Wenn Anständige heutzutage sitzenbleiben, demonstriert mal wieder die NPD oder eine Kameradschaft auf der Straße: Mit betont friedlichen Blockaden gelang es in der Vergangenheit immer häufiger Neonazi-Aufmärsche zu verkürzen oder gänzlich zu verhindern. Viele radikale AntifaschistInnen rechnen sich -- ob zu Recht oder Unrecht spielt dabei keine Rolle -- die Sensibilisierung der Öffentlichkeit gegenüber rechten Aufmärschen als Erfolg an, der inhaltliche Abstriche rechtfertige. Das emanzipatorische Linke in vielen Bündnissen gegen Rechts tatsächlich nur noch Dienstleister sind beweist ein Blick auf das Programm der vom "Bündnis Dresden Nazifrei" und dem "Aktionsnetzwerk Jena" organisierten "Bilanz- und Strategiekonferenz" am vergangenen Wochenende in Jena: Reden öffentlichkeitswirksamer Phrasendrescher (Bodo Ramelow, Albrecht Schröter u.a.) umrahmen die Workshops zu der richtigen Taktik gegen falsche Versammlungen. Naheliegende Fragen nach Sinn- und Unsinn der Verhinderung von Naziaufmärschen, Umgang mit Konsequenzen, der Auseinandersetzung mit anderen Aktionsformen der Rechten oder gar der Versuch einer realistischen Analyse der politischen Bedrohung sowie einer gesamtgesellschaftlichen Kontextualisierung der "seit 20 Jahren erstarkende extreme Rechte" sucht man im Programm ebenso vergebens wie kritische Initiativen oder Gruppen, die aus einer nicht-bewegungslinken Sicht über Erfahrungen in der Bündnisarbeit berichten können. So verwundert es auch nicht, dass unter den über 100 Teilnehmerinnen und Teilnehmern in Jena nur wenige linke Antifas aus Thüringen teilnahmen.

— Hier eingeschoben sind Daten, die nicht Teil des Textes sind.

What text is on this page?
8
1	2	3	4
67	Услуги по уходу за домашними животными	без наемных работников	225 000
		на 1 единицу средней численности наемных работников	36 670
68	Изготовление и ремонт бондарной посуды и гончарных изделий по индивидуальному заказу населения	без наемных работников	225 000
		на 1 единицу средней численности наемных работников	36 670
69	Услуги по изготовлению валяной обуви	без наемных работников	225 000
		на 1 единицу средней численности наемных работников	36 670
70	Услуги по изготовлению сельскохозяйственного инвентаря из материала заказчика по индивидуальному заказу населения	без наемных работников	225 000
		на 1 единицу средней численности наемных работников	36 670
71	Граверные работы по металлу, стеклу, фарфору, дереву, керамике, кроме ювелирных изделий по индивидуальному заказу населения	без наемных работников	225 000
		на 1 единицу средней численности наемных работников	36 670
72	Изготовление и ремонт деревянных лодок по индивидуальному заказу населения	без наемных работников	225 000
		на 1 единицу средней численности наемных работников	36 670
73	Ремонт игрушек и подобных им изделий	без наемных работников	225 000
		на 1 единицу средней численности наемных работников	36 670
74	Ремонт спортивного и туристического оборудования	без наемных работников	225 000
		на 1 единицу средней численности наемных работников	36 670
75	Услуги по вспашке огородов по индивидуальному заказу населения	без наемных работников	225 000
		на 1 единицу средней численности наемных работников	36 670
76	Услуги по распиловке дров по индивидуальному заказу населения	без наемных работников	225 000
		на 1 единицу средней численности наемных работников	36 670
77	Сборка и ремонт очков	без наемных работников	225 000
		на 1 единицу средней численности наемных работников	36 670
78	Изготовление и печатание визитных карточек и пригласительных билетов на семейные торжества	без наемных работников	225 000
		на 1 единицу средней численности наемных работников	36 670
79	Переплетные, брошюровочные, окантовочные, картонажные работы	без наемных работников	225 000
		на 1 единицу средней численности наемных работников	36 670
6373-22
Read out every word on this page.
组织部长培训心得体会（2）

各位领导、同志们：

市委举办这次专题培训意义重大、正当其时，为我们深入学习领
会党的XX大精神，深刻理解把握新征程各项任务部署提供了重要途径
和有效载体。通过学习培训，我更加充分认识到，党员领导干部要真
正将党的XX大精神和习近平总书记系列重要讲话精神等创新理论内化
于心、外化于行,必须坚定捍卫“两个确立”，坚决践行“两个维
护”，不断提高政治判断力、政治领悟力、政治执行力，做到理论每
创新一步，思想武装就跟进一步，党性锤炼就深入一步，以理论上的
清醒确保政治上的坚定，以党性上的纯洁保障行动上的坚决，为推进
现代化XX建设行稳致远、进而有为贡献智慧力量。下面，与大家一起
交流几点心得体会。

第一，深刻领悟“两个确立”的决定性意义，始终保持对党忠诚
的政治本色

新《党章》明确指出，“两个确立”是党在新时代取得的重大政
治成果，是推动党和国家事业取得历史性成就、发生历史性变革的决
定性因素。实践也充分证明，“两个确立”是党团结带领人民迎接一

Seit es 2007 der antifaschistischen Gruppe JAPS Jena gelungen ist zahlreiche namenhafte Einzelpersonen und autonome Gruppen zum Unterschreiben eines öffentlichen Blockadeaufrufes gegen das "Fest der Völker" zu gewinnen, haben sich, inspiriert von den Protesten gegen den G8-Gipfel in Heiligendamm, Blockaden gegen rechte Versammlungen in vielen Orten etabliert. Köln, Leipzig, Erfurt und schließlich die Massenmobilisierung am 13. Februar nach Dresden: In der Kooperation von Antifa-Gruppen, Bürgerbündnissen, Ordnungs- und Polizeibehörden gegen die rechten Nestbeschmutzer haben sich im Kampf gegen Rechts längst die Realos auch in der radikalen Linken durchgesetzt. Inhaltliche Demontage von Neonazismus und seinem kapitalistischen Rahmen ist der erfolgs- und anerkennungsorientierten Unterordnung unter bürgerliche Akteure und deren minimalen inhaltlichen Konsens gewichen.

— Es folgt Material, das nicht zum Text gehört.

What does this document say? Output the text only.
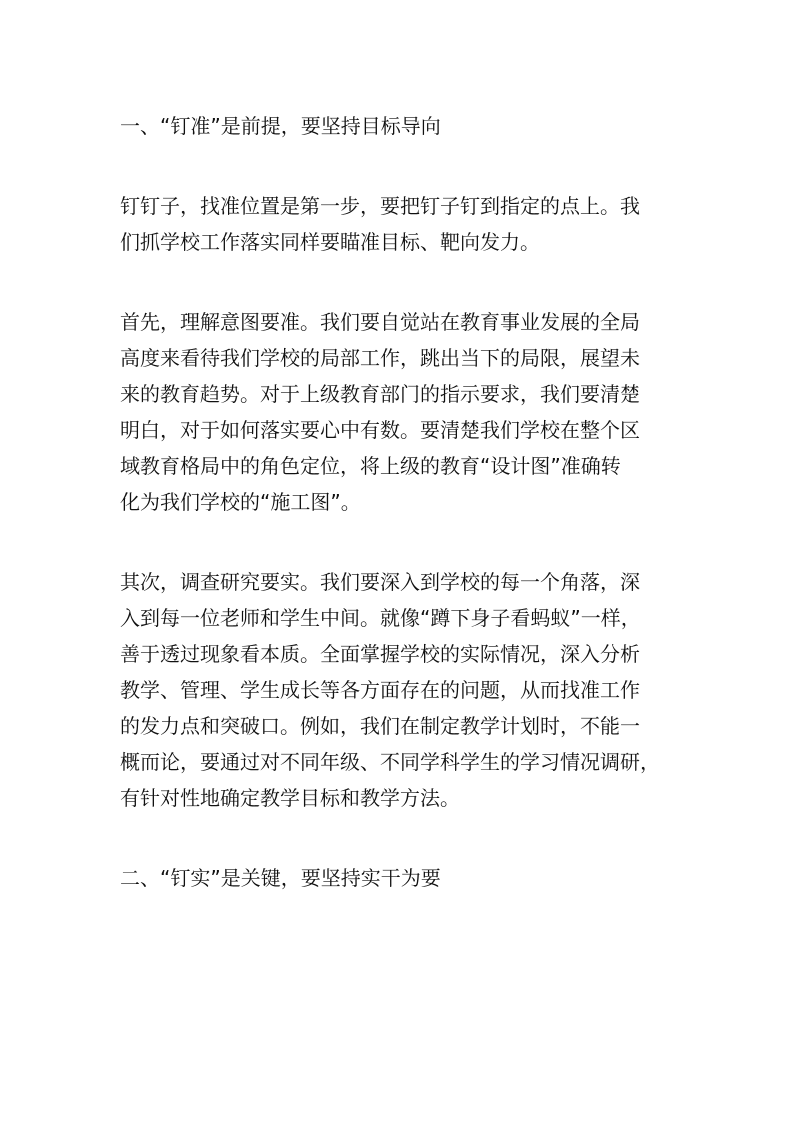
一、“钉准”是前提，要坚持目标导向
钉钉子，找准位置是第一步，要把钉子钉到指定的点上。我
们抓学校工作落实同样要瞄准目标、靶向发力。
首先，理解意图要准。我们要自觉站在教育事业发展的全局
高度来看待我们学校的局部工作，跳出当下的局限，展望未
来的教育趋势。对于上级教育部门的指示要求，我们要清楚
明白，对于如何落实要心中有数。要清楚我们学校在整个区
域教育格局中的角色定位，将上级的教育“设计图”准确转
化为我们学校的“施工图”。
其次，调查研究要实。我们要深入到学校的每一个角落，深
入到每一位老师和学生中间。就像“蹲下身子看蚂蚁”一样，
善于透过现象看本质。全面掌握学校的实际情况，深入分析
教学、管理、学生成长等各方面存在的问题，从而找准工作
的发力点和突破口。例如，我们在制定教学计划时，不能一
概而论，要通过对不同年级、不同学科学生的学习情况调研，
有针对性地确定教学目标和教学方法。
二、“钉实”是关键，要坚持实干为要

Aus Lichterketten wurden Sitzkissen und aus Aufständigen Sitzenbleiber: Der allzeit kontrollierbare und kontrollierte Protest zur Verhinderung von Naziaufmärschen ist so harmlos, dass sich am 1. Mai 2010 in Berlin sogar der Bundestagspräsident Wolfgang Thierse (SPD) den Sitzblockaden anschloss. In Ostdeutschland mauserte sich dessen Parteigenosse Albrecht Schröter, der Oberbürgermeister Jenas, zum lächelnden Vorzeige-Antinazi. Dass das wiederholte Blockieren von Naziaufmärschen mittelfristig so erfolglos bleiben wird wie der staatlich inszenierte "Antifasommer" beweisen die Neonazis in Schröters Heimatstadt schon jetzt: Obwohl es seit drei Jahren keinen Versuch eines rechtsextremen Aufmarsches in Jena gab erfreuen sich die Rechten dank radikalisiertem Habitus und subversiven Aktionen höherer Aufmerksamkeit und dem stärksten Zulauf seit dem Ende der gewalttätigen 90er Jahre. Das Haus des OB's selbst wurde dabei bereits zweimal in wenigen Monaten zum Ziel von Farbanschlägen. Immer häufiger kommt es bei der Rückreise nach verhinderten Nazidemos zu spontanen Aufmärschen und Überfällen. Das Massenblockaden "erstmals eine erfolgversprechende Interventionsform gegen die seit 20 Jahren erstarkende extreme Rechte" bieten, wie es der Aufruf zur Bilanz- und Stragiekonferenz unter dem Titel "Dresden, Leipzig, Jena, Köln -- Wie weiter?" vollmundig vorgibt, ist zu bezweifeln. Wer denkt, gewachsenes demokratische Engagement gegen Naziaufmärsche bedeutet für Migranten, Homosexuelle, Linke und andere in Ostdeutschland nazifreie Straßen und eine schwindende Gefahr durch die Gewalt der flexiblen rechten Szene, täuscht sich. Das Gegenteil ist zu befürchten.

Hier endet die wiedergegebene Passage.